There was little doubt, Cynthia thought, that Ann had seen them together, which was just one delicious morsel in what Cynthia had planned for Ann. She was pleased, though, that the young man seemed to have been as delighted in the scene as she was. None of this was his fault.
And he was, after all, a real hunk—a chip off the old, departed, bastard Tom.
The young man had made her randy. After having dinner with the Daltons at the Tobacco Company Restaurant in the Shockoe Slip district between the State Capitol and the James River and being driven back to the Jefferson Hotel by them, she changed into a cocktail dress and slipped down to the bar. There she sat at the end of the bar and sipped martinis until one of the young businessmen or political staffers gathered there after work took her for hooker and was guided by her to her hotel room. By the time he realized that a hooker wouldn't have her own room at the pricey Jefferson Hotel, she had her cocktail dress off and his trouser puddled on top of her dress on the floor and was kneeling between his knees, naked except for her black stiletto heels, and rubbing his cock between Pride and Glory to engorge it in preparation for sucking him off.
By the time he was flat on his back on the bed, kneading her breasts with his hands and she was straddling his hips and riding his cock, he didn't care who this voluptuous, raven-haired older, but very well-preserved buxom woman was who was devouring him alive.
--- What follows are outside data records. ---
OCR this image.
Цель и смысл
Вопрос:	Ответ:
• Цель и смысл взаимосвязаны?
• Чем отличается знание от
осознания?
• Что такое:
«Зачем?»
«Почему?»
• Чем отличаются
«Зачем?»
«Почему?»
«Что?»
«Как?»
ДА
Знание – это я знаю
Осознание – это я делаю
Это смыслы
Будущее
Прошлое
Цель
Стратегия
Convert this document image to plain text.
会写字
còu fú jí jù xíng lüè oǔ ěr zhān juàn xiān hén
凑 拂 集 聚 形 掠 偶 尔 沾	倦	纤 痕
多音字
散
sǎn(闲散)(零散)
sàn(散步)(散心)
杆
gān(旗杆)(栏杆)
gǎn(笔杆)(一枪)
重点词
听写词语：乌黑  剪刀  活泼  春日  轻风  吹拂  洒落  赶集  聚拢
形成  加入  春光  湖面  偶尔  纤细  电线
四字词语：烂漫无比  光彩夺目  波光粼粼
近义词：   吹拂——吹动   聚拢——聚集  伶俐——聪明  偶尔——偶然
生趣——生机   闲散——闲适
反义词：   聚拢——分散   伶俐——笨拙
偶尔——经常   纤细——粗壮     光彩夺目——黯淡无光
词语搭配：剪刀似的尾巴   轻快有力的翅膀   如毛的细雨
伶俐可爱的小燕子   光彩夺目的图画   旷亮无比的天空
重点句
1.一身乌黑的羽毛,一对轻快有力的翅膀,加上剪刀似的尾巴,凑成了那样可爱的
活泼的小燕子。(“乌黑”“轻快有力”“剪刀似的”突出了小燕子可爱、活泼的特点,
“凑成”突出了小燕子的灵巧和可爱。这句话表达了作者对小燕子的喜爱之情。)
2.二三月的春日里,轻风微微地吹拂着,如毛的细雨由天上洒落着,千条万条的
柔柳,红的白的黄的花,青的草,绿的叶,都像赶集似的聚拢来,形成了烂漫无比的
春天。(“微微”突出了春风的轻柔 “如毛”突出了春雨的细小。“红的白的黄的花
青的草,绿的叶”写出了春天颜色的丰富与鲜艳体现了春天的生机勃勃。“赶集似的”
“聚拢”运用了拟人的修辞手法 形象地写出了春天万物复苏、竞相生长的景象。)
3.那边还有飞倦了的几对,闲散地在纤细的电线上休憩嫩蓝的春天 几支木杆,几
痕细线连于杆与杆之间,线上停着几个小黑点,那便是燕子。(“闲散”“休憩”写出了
He was getting the ride of his life and Cynthia was sucking the youth out of a handsome, virile, well-muscled professional man who was as randy as she'd been and not shy about approaching a hooker.
* * * *
The next morning Cynthia was at Virginia Commonwealth University's West Hospital on Broad Street to meet with a couple of the urology doctors she edited journal articles for, Adam Hampton and Rebecca Klausman. They brought with them a young intern, a native of Mumbai, India, Larraj Mehta. He was a particularly handsome young man—tall and slender, berry brown, with silky black hair and a close-cropped beard and mustache. The top button of his white lab coat was undone and Cynthia could tell that he had a gold chain necklace with a gold medallion on it and black curly chest hair.
Her discussion was with Hampton and Klausman as they told her the background and technique of various new aspects of their urology work they were writing about and she needed to understand when editing their work. Her gaze, however, frequently went beyond them to the Indian intern sitting behind them who seemed mesmerized by Cynthia's bosoms. She thought he was dreamy—and young enough for her to want to take out for a ride, so she leaned back in her chair and let Pride and Glory flirt with the young man.
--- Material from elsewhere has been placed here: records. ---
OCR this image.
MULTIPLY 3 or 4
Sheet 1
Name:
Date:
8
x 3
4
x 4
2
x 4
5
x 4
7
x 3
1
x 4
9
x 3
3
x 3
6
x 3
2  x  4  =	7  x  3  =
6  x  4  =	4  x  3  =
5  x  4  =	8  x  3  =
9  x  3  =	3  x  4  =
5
It worked. When the session was over, the doctors, who had been so steeped in their surgical procedures that they hadn't noticed their intern flirting with Cynthia, suggested that Mehta escort Cynthia through the labyrinth of halls and levels of the West Hospital to the visitor's entrance, and he was delighted to do so.
"Are you familiar with Richmond, Mrs. Barnes? Do you know your way around?" he asked as they were riding down in the elevator. She was standing closer to him than was necessary and he found her scent intoxicating. As most men did to a voluptuous woman of her certain age, he spoke to her tits. His fingers were flexing with the desire to touch them.
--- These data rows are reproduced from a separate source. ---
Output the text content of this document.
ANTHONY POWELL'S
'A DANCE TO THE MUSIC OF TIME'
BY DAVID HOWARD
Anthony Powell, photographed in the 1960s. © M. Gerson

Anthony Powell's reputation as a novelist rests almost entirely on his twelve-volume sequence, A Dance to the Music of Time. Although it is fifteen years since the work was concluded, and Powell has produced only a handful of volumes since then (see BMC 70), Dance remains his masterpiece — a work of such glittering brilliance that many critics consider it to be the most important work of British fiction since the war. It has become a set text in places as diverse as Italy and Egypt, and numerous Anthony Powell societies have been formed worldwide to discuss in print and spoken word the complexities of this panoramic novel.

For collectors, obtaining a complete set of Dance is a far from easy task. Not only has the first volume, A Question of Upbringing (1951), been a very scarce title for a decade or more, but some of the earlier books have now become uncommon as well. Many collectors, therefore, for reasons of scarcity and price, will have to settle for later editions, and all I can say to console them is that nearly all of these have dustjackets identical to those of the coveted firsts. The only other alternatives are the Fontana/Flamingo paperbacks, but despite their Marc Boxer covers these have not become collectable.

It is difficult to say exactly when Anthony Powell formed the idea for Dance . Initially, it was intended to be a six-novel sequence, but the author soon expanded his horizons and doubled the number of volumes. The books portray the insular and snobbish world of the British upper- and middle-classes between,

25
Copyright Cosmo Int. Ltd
"I live in Lexington," she said. "And it's Ms. Barnes. I'm not married; I'm divorced."
He smiled. She always liked to get both parts of that out with young men—that there was no husband as an encumbrance, but that she'd had one, so she knew what to do with a man in bed. Men in Larraj Mehta's age bracket, especially ones who looked at her the way he had, were forever on the make for an older, but well-preserved, woman who was available and experienced. They were the easiest prey for cougars like Cynthia, who were always on the make for young meat.